A novela Vale Tudo, atualmente em reprise na TV Globo, reacendeu uma discussão que ultrapassa o universo da ficção: cláusulas que preveem multas em caso de traição ou separação estão cada vez mais presentes nos pactos antenupciais celebrados em cartório. A tendência, antes restrita a casamentos com grandes fortunas ou questões sucessórias, tem ganhado força em diferentes perfis de união.
De acordo com o relatório Cartórios em Números – 6ª edição (2024), mais de 855 mil pactos foram lavrados entre 2006 e setembro de 2024 no Brasil. Somente em 2023, foram registrados 55.931 atos desse tipo. Em São Paulo, os números vêm crescendo: no primeiro semestre de 2025, foram contabilizados 7.074 registros — um aumento em relação ao mesmo período de 2024, que somou 6.453.

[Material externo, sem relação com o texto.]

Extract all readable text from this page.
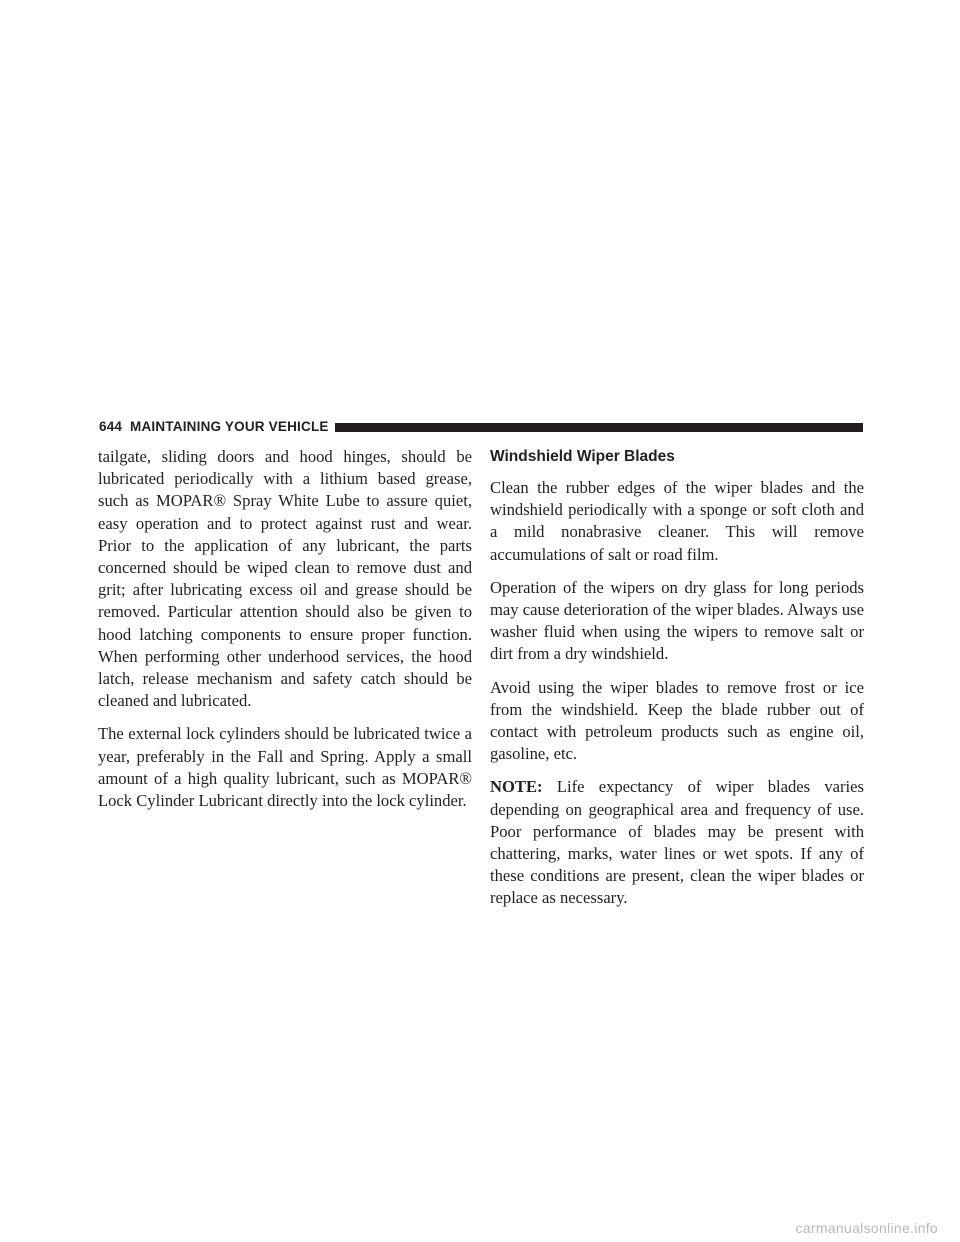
644 MAINTAINING YOUR VEHICLE

tailgate, sliding doors and hood hinges, should be lubricated periodically with a lithium based grease, such as MOPAR® Spray White Lube to assure quiet, easy operation and to protect against rust and wear. Prior to the application of any lubricant, the parts concerned should be wiped clean to remove dust and grit; after lubricating excess oil and grease should be removed. Particular attention should also be given to hood latching components to ensure proper function. When performing other underhood services, the hood latch, release mechanism and safety catch should be cleaned and lubricated.

The external lock cylinders should be lubricated twice a year, preferably in the Fall and Spring. Apply a small amount of a high quality lubricant, such as MOPAR® Lock Cylinder Lubricant directly into the lock cylinder.

Windshield Wiper Blades

Clean the rubber edges of the wiper blades and the windshield periodically with a sponge or soft cloth and a mild nonabrasive cleaner. This will remove accumulations of salt or road film.

Operation of the wipers on dry glass for long periods may cause deterioration of the wiper blades. Always use washer fluid when using the wipers to remove salt or dirt from a dry windshield.

Avoid using the wiper blades to remove frost or ice from the windshield. Keep the blade rubber out of contact with petroleum products such as engine oil, gasoline, etc.

NOTE: Life expectancy of wiper blades varies depending on geographical area and frequency of use. Poor performance of blades may be present with chattering, marks, water lines or wet spots. If any of these conditions are present, clean the wiper blades or replace as necessary.

carmanualsonline.info
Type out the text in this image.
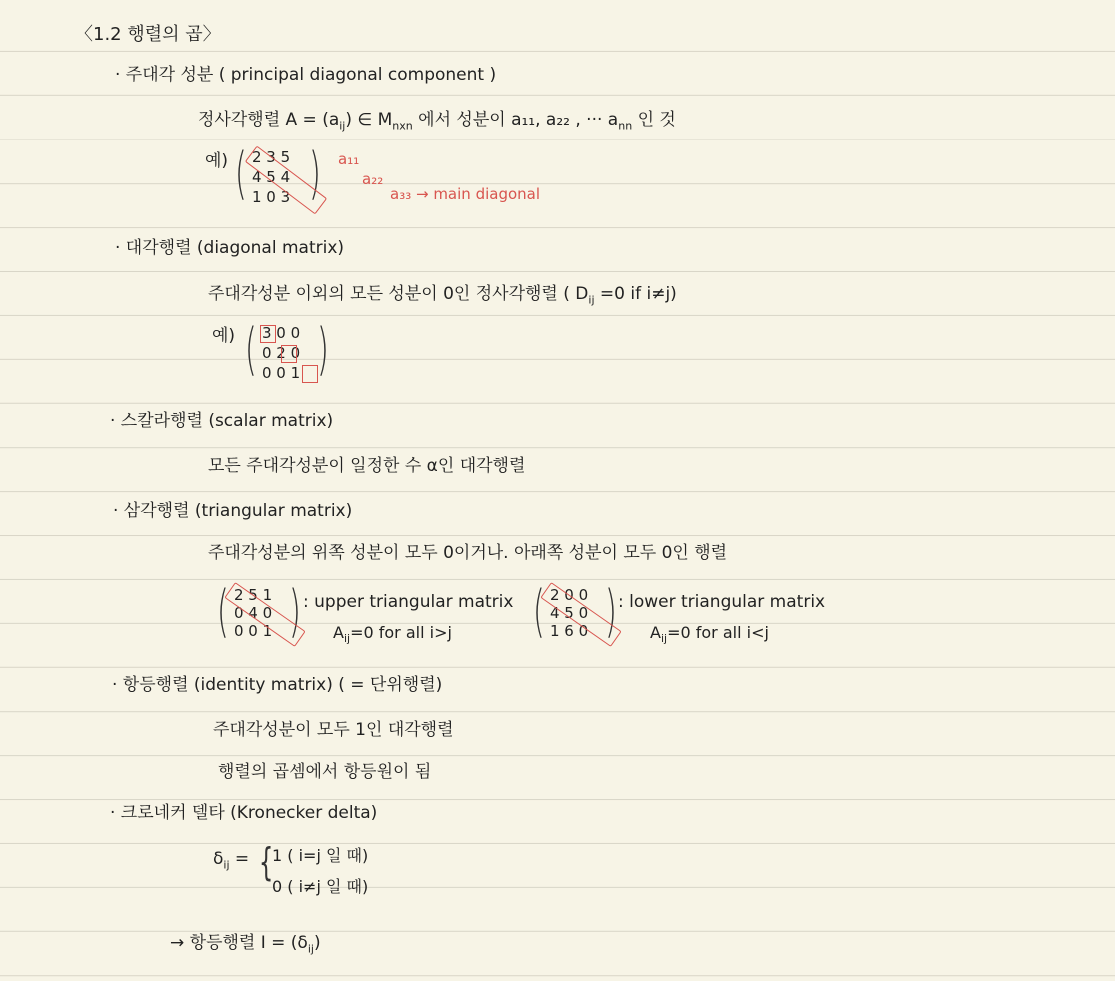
〈1.2 행렬의 곱〉
· 주대각 성분 ( principal diagonal component )
정사각행렬 $A = (a_{ij})$ ∈ $M_{nxn}$ 에서 성분이 a₁₁, a₂₂ , ··· $a_{nn}$ 인 것
예) ( 2 3 5
4 5 4
1 0 3 ) a₁₁
a₂₂
a₃₃ → main diagonal
· 대각행렬 (diagonal matrix)
주대각성분 이외의 모든 성분이 0인 정사각행렬 ( $D_{ij} =0$ if i≠j)
예) ( 3 0 0
0 2 0
0 0 1 )
· 스칼라행렬 (scalar matrix)
모든 주대각성분이 일정한 수 α인 대각행렬
· 삼각행렬 (triangular matrix)
주대각성분의 위쪽 성분이 모두 0이거나. 아래쪽 성분이 모두 0인 행렬
( 2 5 1
0 4 0
0 0 1 ) : upper triangular matrix
$A_{ij}=0$ for all i>j ( 2 0 0
4 5 0
1 6 0 ) : lower triangular matrix
$A_{ij}=0$ for all i<j
· 항등행렬 (identity matrix) ( = 단위행렬)
주대각성분이 모두 1인 대각행렬
행렬의 곱셈에서 항등원이 됨
· 크로네커 델타 (Kronecker delta)
$\delta_{ij}$ = {
1 ( i=j 일 때)
0 ( i≠j 일 때)
→ 항등행렬 $I = (\delta_{ij})$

O pacto antenupcial é obrigatório quando os noivos optam por um regime de bens diferente da comunhão parcial, e permite que cláusulas específicas sejam estipuladas de comum acordo. Entre elas, compensações financeiras em caso de rompimento. Segundo o tabelião de notas Andrey Guimarães Duarte, vice-presidente do Colégio Notarial do Brasil – Seção São Paulo, essas cláusulas são juridicamente válidas, desde que respeitem os princípios da boa-fé e da dignidade das partes. “É uma forma de proteger o patrimônio familiar, especialmente em contextos empresariais ou de herança, mas também uma maneira de trazer previsibilidade ao relacionamento”, afirma.
A inclusão de cláusulas como multa por traição, apesar de polêmica, já encontra respaldo no Judiciário. “A autonomia privada é protegida pelo Código Civil. Havendo consentimento mútuo e ausência de abusos, essas disposições são legítimas e evitam litígios futuros”, diz o tabelião.
Para a advogada Giovanna Araujo, especialista em Direito Empresarial com foco em contratos, o pacto deve ser encarado como instrumento de planejamento, não apenas como um ‘plano B’. “É um contrato como qualquer outro, com validade jurídica, e que precisa refletir a vontade real das partes. Hoje há menos tabu em discutir patrimônio antes do casamento”, afirma.
Ela destaca ainda que o contrato pode conter cláusulas híbridas, adaptadas à realidade de cada casal. “É possível definir regras específicas sobre bens, dívidas, heranças e até empresas familiares, desde que não violem normas imperativas”, explica.
A busca por segurança jurídica, especialmente entre casais com patrimônio prévio ou que desejam evitar disputas no futuro, ajuda a explicar o crescimento desses registros em cartório. E, ao que tudo indica, os pactos antenupciais com cláusulas patrimoniais detalhadas vieram para ficar.